Simple sequence repeats

Chloroplast simple sequence repeats (SSR), which repeat the single nucleotide bases A or T more than 10 times, were reported in Pinus radiata (Cato and Richardson 1996; Powell et al. 1995) and Oryza sativa (Shimada and Sugiura 1989). Some of the Panax SSR loci could have systematic utilities in identifying species or cultivars (Kim and Lee 2004). We therefore investigated the status of the SSR in the C. sativa chloroplast genome and identified a total of 56 SSR loci (Table 2). There were 28 multiple As (10–17 bases), 27 multiple Ts (10–17 bases) and one multiple C (11 bases), but no multiple Gs in the C. sativa chloroplast genome.
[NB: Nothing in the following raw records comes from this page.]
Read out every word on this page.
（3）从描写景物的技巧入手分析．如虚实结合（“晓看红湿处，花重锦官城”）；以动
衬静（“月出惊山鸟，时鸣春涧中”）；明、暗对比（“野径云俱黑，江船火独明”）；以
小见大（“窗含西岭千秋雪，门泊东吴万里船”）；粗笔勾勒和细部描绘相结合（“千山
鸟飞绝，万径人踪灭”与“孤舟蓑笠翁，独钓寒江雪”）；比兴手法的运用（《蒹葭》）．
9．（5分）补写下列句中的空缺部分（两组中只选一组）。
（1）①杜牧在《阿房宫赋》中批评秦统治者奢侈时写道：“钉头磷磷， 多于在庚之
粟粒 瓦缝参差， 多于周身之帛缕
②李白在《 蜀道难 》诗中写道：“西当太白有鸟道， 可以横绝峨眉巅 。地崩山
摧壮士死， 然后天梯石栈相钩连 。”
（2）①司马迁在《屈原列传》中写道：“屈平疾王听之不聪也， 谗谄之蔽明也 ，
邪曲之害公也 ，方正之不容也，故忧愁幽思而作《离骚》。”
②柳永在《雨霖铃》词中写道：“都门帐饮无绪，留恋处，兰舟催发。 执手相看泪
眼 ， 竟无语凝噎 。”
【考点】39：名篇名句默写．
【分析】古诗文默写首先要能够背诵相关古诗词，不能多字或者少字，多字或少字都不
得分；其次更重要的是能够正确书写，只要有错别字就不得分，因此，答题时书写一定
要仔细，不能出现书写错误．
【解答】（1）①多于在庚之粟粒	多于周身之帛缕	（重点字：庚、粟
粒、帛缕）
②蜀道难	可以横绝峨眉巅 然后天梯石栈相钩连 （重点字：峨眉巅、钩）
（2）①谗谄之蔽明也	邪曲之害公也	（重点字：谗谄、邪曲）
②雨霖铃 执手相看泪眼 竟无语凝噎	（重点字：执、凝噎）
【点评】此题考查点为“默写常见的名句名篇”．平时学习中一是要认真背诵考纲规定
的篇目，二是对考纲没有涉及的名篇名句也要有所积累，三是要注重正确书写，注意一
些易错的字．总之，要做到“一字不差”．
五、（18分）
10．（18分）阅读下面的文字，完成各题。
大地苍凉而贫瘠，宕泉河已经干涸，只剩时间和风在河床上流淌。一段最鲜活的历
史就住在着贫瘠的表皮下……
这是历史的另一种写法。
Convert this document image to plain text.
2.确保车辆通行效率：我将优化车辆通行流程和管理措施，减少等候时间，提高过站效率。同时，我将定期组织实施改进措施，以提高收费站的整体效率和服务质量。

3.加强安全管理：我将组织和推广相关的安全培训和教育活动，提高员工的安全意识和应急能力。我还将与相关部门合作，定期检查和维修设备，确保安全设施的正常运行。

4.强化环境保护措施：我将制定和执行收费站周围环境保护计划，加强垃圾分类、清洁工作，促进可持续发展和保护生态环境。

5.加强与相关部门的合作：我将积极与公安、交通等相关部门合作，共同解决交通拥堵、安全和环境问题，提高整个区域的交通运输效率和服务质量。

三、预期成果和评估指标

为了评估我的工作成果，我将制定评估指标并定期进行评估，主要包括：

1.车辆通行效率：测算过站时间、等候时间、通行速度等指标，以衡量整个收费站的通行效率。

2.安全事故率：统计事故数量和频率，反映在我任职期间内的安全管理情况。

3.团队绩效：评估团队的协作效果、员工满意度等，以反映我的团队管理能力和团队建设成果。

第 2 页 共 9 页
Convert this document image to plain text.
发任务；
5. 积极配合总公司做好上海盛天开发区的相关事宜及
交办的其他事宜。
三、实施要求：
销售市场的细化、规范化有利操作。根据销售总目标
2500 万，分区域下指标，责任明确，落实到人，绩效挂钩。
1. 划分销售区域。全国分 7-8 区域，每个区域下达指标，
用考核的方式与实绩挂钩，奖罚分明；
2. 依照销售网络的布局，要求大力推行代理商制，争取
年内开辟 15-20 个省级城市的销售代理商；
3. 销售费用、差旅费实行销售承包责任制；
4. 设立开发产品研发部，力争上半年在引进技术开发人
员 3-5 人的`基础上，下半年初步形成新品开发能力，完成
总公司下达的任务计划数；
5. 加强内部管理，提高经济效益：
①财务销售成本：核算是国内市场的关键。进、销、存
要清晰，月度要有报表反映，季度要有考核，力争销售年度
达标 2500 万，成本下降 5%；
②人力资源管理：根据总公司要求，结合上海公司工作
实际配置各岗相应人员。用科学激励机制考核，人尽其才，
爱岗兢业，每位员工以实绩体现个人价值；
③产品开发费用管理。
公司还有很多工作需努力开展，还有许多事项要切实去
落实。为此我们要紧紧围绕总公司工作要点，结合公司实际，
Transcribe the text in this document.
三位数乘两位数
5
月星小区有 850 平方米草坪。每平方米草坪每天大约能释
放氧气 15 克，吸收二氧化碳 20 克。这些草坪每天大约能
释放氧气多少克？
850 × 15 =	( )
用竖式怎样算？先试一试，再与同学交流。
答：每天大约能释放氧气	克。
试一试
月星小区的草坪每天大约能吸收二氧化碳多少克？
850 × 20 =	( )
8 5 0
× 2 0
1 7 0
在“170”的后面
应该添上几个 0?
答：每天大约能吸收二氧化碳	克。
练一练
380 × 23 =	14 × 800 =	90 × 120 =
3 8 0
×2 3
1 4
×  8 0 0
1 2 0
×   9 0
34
Kim and Lee (2004) reported that there were 12 multiple As (10–14 bases) and 27 multiple Ts (10–17 bases), but no multiple Cs or Gs in the Nicotiana chloroplast genome. However, in the Panax chloroplast genome, there were four multiple As (10–14 bases), 10 multiple Ts (10–11 bases), three multiple Cs (10–11 bases), and one multiple G (10 bases). These results show that SSRs vary significantly among plant species (Cato and Richardson 1996; Powell et al. 1995). In addition, Kim and Lee (2004) have proposed that the 16S, 23S, ndhB, psbA, psbD, psaB, psaA, psbC, psbB, and rbcL genes are probably good candidate genes for the phylogenetic study of higher plants. In contrast, ycf1, ycf2, accD, matK, rpoC2, and ndhF genes (if present) are good candidate genes for phylogenetic study among closely related families or infra-family levels of vascular plants. Therefore, with respect to phylogenetic study, sequence divergences of these genes in the Cucurbitaceae, which contains white gourd, oriental melon, watermelon, muskmelon, pumpkin, squash, and bottle gourd, should be further analyzed based on the information obtained on the cucumber chloroplast genome. This will provide numerous insights into the evolution of these genomes and much new data for assessing relationships at deep nodes in plants and other photosynthetic organisms.